Selon Euronews FR, les personnes atteintes de maladies rares et leurs aidants en Europe subissent des niveaux de détresse psychologique alarmants, bien supérieurs à ceux de la population générale. Une enquête menée auprès de près de 10 000 répondants dans 45 pays révèle que 70 % des patients et aidants souffrent de mauvaise santé mentale, tandis que 75 % expriment un besoin de soutien psychologique professionnel.
Ce qu'il faut retenir
- 70 % des patients et aidants atteints de maladies rares déclarent une mauvaise santé mentale, contre une prévalence bien moindre dans la population générale.
- Les taux de dépression et d’anxiété sont sept fois plus élevés que la moyenne européenne, la solitude est vingt fois plus fréquente, et les pensées suicidaires dix fois plus répandues.

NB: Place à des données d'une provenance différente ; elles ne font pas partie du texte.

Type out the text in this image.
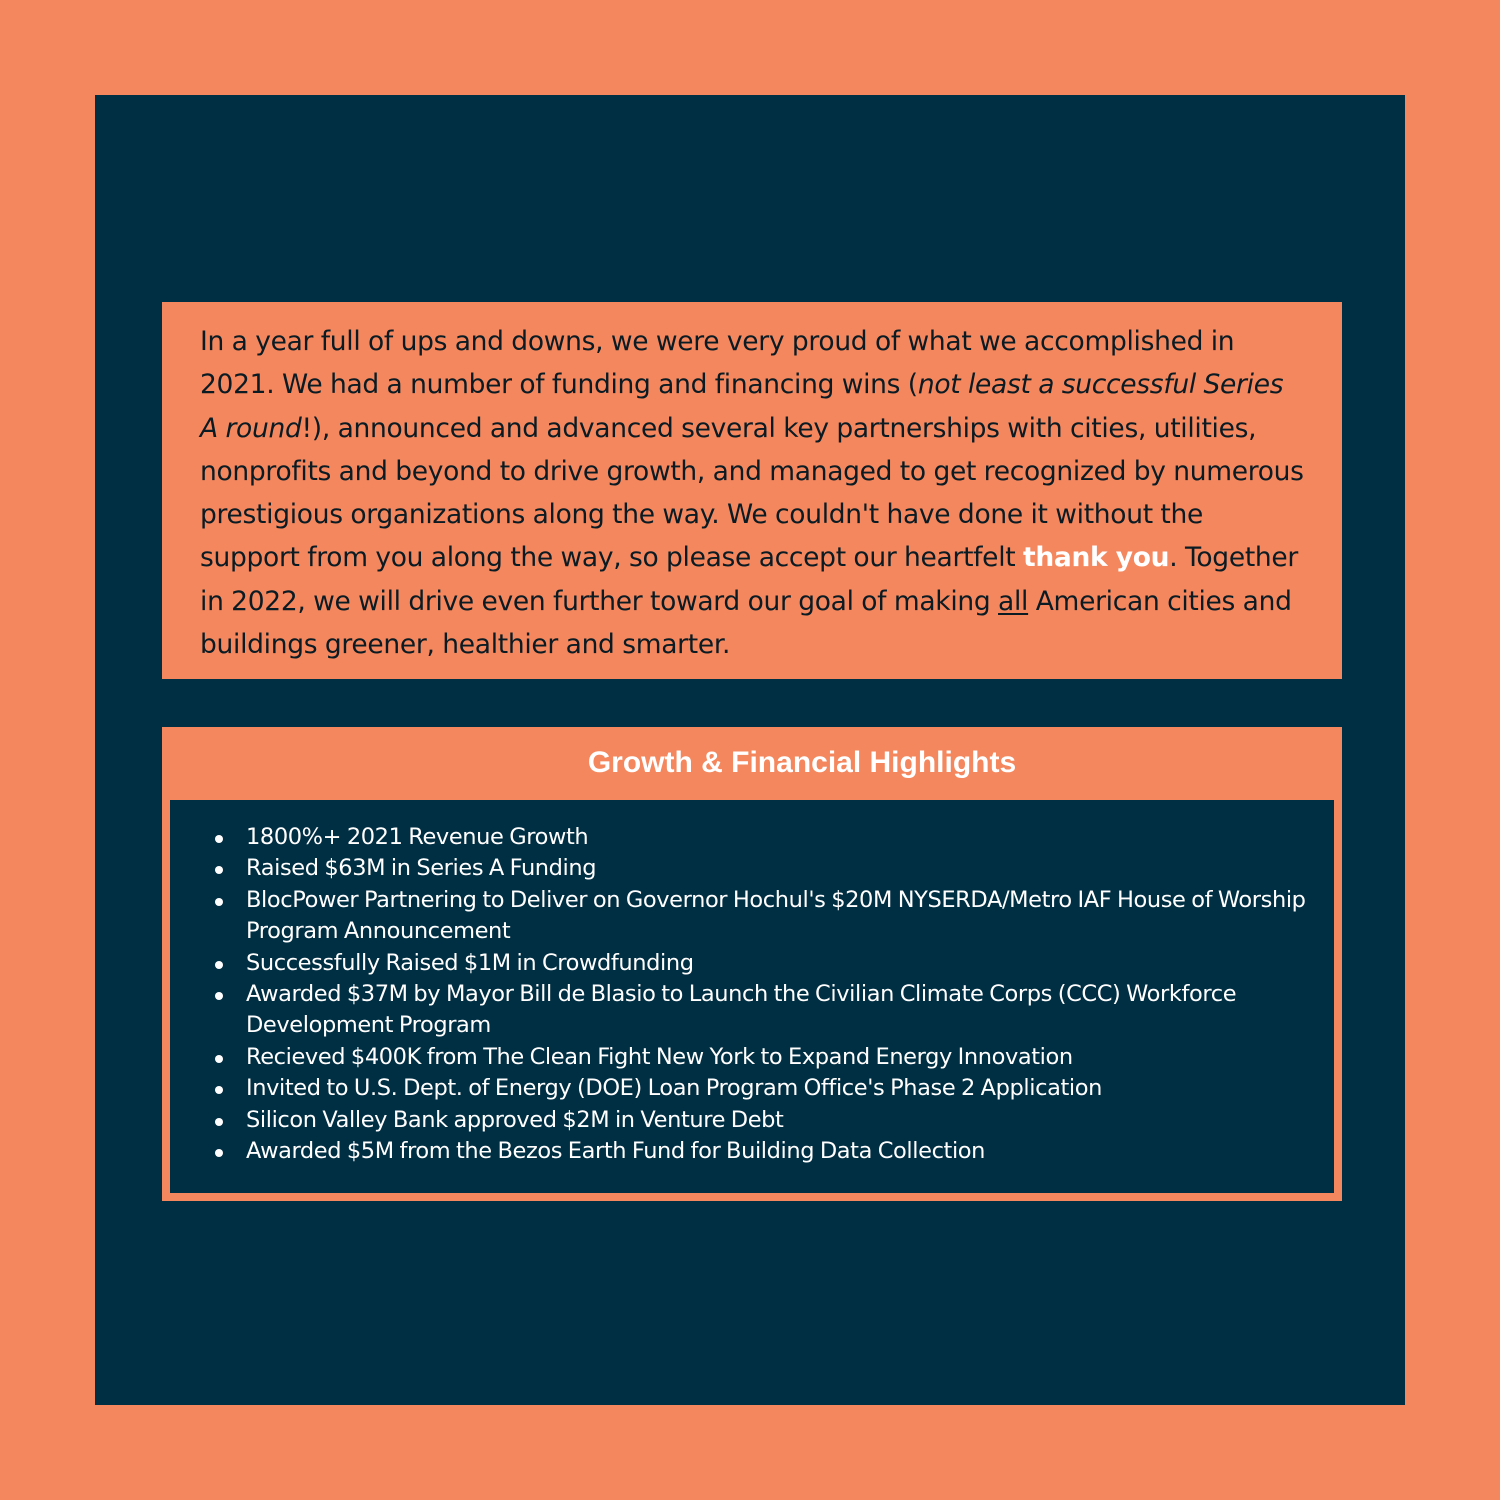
In a year full of ups and downs, we were very proud of what we accomplished in 2021. We had a number of funding and financing wins (not least a successful Series A round!), announced and advanced several key partnerships with cities, utilities, nonprofits and beyond to drive growth, and managed to get recognized by numerous prestigious organizations along the way. We couldn't have done it without the support from you along the way, so please accept our heartfelt thank you. Together in 2022, we will drive even further toward our goal of making all American cities and buildings greener, healthier and smarter.

Growth & Financial Highlights
1800%+ 2021 Revenue Growth
Raised $63M in Series A Funding
BlocPower Partnering to Deliver on Governor Hochul's $20M NYSERDA/Metro IAF House of Worship Program Announcement
Successfully Raised $1M in Crowdfunding
Awarded $37M by Mayor Bill de Blasio to Launch the Civilian Climate Corps (CCC) Workforce Development Program
Recieved $400K from The Clean Fight New York to Expand Energy Innovation
Invited to U.S. Dept. of Energy (DOE) Loan Program Office's Phase 2 Application
Silicon Valley Bank approved $2M in Venture Debt
Awarded $5M from the Bezos Earth Fund for Building Data Collection
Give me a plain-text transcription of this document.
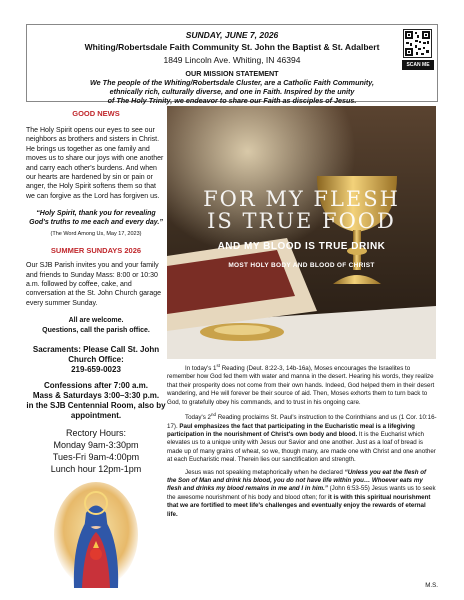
SUNDAY, JUNE 7, 2026
Whiting/Robertsdale Faith Community St. John the Baptist & St. Adalbert
1849 Lincoln Ave. Whiting, IN 46394	SCAN ME
OUR MISSION STATEMENT
We The people of the Whiting/Robertsdale Cluster, are a Catholic Faith Community,
ethnically rich, culturally diverse, and one in Faith. Inspired by the unity
of The Holy Trinity, we endeavor to share our Faith as disciples of Jesus.
GOOD NEWS
The Holy Spirit opens our eyes to see our neighbors as brothers and sisters in Christ. He brings us together as one family and moves us to share our joys with one another and carry each other's burdens. And when our hearts are hardened by sin or pain or anger, the Holy Spirit softens them so that we can forgive as the Lord has forgiven us.
“Holy Spirit, thank you for revealing God's truths to me each and every day.”
(The Word Among Us, May 17, 2023)
SUMMER SUNDAYS 2026
Our SJB Parish invites you and your family and friends to Sunday Mass: 8:00 or 10:30 a.m. followed by coffee, cake, and conversation at the St. John Church garage every summer Sunday.
All are welcome.
Questions, call the parish office.
Sacraments: Please Call St. John
Church Office:
219-659-0023
Confessions after 7:00 a.m.
Mass & Saturdays 3:00–3:30 p.m.
in the SJB Centennial Room, also by
appointment.
Rectory Hours:
Monday 9am-3:30pm
Tues-Fri 9am-4:00pm
Lunch hour 12pm-1pm
FOR MY FLESH
IS TRUE FOOD
AND MY BLOOD IS TRUE DRINK
MOST HOLY BODY AND BLOOD OF CHRIST

In today's 1st Reading (Deut. 8:22-3, 14b-16a), Moses encourages the Israelites to remember how God fed them with water and manna in the desert. Hearing his words, they realize that their prosperity does not come from their own hands. Indeed, God helped them in their desert wandering, and He will forever be their source of aid. Then, Moses exhorts them to turn back to God, to gratefully obey his commands, and to trust in his ongoing care.

Today's 2nd Reading proclaims St. Paul's instruction to the Corinthians and us (1 Cor. 10:16-17). Paul emphasizes the fact that participating in the Eucharistic meal is a lifegiving participation in the nourishment of Christ's own body and blood. It is the Eucharist which elevates us to a unique unity with Jesus our Savior and one another. Just as a loaf of bread is made up of many grains of wheat, so we, though many, are made one with Christ and one another at each Eucharistic meal. Therein lies our sanctification and strength.

Jesus was not speaking metaphorically when he declared “Unless you eat the flesh of the Son of Man and drink his blood, you do not have life within you… Whoever eats my flesh and drinks my blood remains in me and I in him.” (John 6:53-55) Jesus wants us to seek the awesome nourishment of his body and blood often; for it is with this spiritual nourishment that we are fortified to meet life's challenges and eventually enjoy the rewards of eternal life.

M.S.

- 75 % des répondants ont exprimé un besoin de soutien psychologique sur les six derniers mois, mais seulement la moitié en a effectivement bénéficié.
- Les principaux obstacles à l’accès aux soins incluent le coût, les listes d’attente, l’éloignement géographique et le manque d’informations pour solliciter une aide.
- Jessie Dubief, directrice des études sociales d’EURORDIS, qualifie cette situation de « crise de santé mentale » structurelle et durable.
Des niveaux d’anxiété comparables à ceux de la pandémie de Covid-19
Les données recueillies par EURORDIS, l’alliance européenne des associations de maladies rares, montrent que les niveaux d’anxiété chez les patients et leurs proches atteignent des sommets comparables à ceux observés dans la population générale durant la crise sanitaire de 2020-2021. Jessie Dubief, directrice des études sociales de l’organisation, souligne que « cette crise n’est pas temporaire : elle s’inscrit dans la durée pour des millions d’Européens ».
Elle ajoute que « ce qui rend la situation particulièrement alarmante, c’est qu’il ne s’agit pas de troubles passagers, mais de la réalité quotidienne de millions de personnes à travers l’Europe, année après année ». EURORDIS qualifie cette situation de « crise de santé mentale » silencieuse, mais aux conséquences tangibles sur la qualité de vie des patients et de leur entourage.
Un accès aux soins psychologiques largement insuffisant
Près des trois quarts des personnes interrogées déclarent avoir eu besoin d’un accompagnement psychologique professionnel au cours des six derniers mois. Pourtant, seulement la moitié d’entre elles a pu en bénéficier. « En réalité, je n’ai reçu aucun soutien émotionnel », témoigne une personne atteinte d’une maladie rare en France, citée de manière anonyme dans le rapport d’EURORDIS.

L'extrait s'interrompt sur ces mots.